Overwhelmed by Testosterone

Since possibily no one reads this, I will give a random entry. I had abandoned xanga for a while and I have no intention of resuming the habit of writing by far.

But in this hour of night/more of, morning, when I hadnt slept for the whole night, it only seems fair that I should reward myself with a bit of writing. (ok, I must be going nuts from weariness - because if anything, I should be writing a lesson plan for my ling 420 class that's due thursday)

Nevertheless, my semester had been thoroughly interesting. To start off, the girls down the hall left (one girl graduated, another went for an intern - the girl left decided it was easier to move than to get 2 new roommates) - so what happened was that some guys moved in. That concludes to a reality that breaks Trinity norm - there are more guys than girls! To blantantly say what I want to say: we are the only girls in the whole hall. My roommate is often not here when I am, vice versa. So I get soaked with testostorone.

Now one thought this would be fun or cool or whatever u call it. I thought so too. A month ago. Believe it or not, I find myself suffocating rather than enjoying it. Dont get me wrong, I love the guys here, they are awesome and fun, but I find myself missing girls. I miss laughter down the hall, the sound of giggles even though I am not involved. It's not like I dont have girl friends. I visit them a lot and they visit me more often recently. But when night fades in, and all you hear are guys, or you feel the mere presence of masculinity - you feel wear down. You feel vulnerable.

It's like, I want to hang out with ppl in the hall, but everywhere I turn to, it's JUst guys. I want to snuggle up the pillow with someone and giggle with them - that is NOT possible with my neighbours.

When i hang out with them too much, I feel like a bar girl hanging out with guys all the time. Donno where that thought comes in, but when u are the only girl in the hall and you feel like u are living in a dorm of guys... you do feel that way sometimes.

I am glad that they are (on the most part) Christian brothers and thus they are safe to hang out with.
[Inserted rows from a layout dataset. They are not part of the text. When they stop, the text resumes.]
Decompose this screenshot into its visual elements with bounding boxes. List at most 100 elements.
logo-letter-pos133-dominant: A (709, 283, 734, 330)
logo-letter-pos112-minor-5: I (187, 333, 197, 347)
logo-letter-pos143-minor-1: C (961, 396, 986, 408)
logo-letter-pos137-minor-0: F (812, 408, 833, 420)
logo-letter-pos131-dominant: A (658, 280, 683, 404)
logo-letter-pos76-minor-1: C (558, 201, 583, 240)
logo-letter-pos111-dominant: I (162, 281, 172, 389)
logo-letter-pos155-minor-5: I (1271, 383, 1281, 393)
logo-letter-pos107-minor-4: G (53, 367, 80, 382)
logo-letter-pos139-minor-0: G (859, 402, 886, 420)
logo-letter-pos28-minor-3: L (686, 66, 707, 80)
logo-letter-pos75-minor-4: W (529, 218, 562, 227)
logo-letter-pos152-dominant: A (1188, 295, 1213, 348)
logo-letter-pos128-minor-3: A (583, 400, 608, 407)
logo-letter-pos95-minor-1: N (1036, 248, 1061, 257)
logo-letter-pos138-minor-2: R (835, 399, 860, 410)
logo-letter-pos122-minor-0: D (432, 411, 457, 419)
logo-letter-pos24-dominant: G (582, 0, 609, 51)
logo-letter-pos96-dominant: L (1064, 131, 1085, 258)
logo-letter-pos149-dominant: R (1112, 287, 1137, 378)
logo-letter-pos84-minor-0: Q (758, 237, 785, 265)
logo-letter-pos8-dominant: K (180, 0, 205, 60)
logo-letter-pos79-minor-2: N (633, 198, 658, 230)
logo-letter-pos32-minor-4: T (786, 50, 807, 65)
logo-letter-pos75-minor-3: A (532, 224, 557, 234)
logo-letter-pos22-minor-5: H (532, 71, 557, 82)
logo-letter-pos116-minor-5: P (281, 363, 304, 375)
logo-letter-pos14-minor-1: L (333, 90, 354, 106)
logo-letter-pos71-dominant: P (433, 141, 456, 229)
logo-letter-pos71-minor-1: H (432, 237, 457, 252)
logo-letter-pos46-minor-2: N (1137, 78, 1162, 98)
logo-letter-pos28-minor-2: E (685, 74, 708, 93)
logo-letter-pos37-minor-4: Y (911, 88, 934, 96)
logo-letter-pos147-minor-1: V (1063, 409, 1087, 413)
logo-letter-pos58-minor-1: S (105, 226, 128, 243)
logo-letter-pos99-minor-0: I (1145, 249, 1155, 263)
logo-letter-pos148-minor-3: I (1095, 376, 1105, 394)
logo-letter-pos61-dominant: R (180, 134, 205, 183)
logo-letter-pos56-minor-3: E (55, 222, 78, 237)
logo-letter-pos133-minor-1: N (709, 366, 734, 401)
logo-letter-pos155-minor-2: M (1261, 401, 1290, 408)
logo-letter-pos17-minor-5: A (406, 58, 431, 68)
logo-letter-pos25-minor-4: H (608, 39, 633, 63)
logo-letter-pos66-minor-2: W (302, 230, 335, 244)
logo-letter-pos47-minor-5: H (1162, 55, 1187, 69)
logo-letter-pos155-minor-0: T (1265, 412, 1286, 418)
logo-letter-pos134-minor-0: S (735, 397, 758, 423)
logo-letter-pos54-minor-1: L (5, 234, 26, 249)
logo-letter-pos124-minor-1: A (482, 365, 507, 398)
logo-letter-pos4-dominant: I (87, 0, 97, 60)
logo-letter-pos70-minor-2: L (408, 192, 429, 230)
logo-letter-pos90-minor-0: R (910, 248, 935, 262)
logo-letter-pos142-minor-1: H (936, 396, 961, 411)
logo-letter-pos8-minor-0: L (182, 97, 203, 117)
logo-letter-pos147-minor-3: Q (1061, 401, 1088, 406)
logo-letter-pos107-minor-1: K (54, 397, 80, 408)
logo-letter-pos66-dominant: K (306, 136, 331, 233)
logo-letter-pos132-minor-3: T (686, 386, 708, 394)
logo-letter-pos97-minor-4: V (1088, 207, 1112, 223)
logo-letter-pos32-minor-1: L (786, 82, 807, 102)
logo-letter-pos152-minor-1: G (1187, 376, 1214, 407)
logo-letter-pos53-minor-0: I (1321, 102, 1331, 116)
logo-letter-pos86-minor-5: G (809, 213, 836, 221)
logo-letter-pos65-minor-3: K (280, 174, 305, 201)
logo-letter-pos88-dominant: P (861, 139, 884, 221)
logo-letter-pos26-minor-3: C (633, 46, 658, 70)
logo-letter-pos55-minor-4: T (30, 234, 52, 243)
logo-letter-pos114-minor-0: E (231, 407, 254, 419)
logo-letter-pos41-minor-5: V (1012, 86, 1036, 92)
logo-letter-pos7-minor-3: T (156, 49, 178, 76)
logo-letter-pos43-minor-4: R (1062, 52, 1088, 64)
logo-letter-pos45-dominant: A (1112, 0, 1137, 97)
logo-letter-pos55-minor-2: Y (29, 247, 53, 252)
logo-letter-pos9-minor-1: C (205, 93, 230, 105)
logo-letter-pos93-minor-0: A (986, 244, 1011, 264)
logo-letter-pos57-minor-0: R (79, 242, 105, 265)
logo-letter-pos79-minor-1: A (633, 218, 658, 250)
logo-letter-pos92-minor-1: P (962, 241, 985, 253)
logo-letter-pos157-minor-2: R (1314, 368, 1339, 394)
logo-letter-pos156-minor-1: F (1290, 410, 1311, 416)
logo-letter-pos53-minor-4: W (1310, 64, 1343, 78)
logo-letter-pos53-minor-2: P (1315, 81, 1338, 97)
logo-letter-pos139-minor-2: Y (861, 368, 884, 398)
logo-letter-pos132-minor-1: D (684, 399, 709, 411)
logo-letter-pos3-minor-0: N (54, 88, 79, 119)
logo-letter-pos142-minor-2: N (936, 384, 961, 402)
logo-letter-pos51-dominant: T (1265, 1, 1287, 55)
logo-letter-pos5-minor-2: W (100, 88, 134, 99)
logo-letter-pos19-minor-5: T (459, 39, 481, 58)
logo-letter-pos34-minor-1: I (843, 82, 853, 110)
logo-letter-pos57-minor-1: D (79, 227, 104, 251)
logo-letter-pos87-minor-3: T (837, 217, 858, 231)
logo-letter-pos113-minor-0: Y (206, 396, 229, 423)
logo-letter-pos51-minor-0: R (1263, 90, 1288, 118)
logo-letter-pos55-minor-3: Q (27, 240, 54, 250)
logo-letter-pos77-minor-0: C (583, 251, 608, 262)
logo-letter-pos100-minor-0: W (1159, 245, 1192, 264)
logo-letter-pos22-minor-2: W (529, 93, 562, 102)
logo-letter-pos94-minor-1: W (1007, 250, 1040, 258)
But this semester's living condition proves to me that - as much as I love guys, I need girls to survive.

I am a girl. And I need more estrogen around me.


Saturday, November 18, 2006

New Love

I found a new love... Facebook. Add me there and seek my updates there... looks like xanga is dropping even further down my priority list.


Sunday, November 12, 2006

God is good - more than good.

I missed friends - and God is bringing me friends from all directions - thankyou Father.

I needed concentration - and God is showing me I needed rest first - and granted me lots of it - thankyou Jesus.

I needed restoration - with rest comes restoration - thankyou Holy Spirit.

God is more than good - this is all I can say.

For all those who prayed - Thankyou.

 


Tuesday, November 07, 2006

plugging out the arrow

I miss friends. A hermit's life is hard to bear.

I need concentration. A distracted mind is unproductive.

I want restoration. A filled life in Him is what's worth living.


Saturday, October 28, 2006

xanga crisis - inability to report thoughts

Perhaps it's because there are too many thoughts in my head that I find it impossible to leave in the open ... that I find xanga almost an impossibilty to continue in.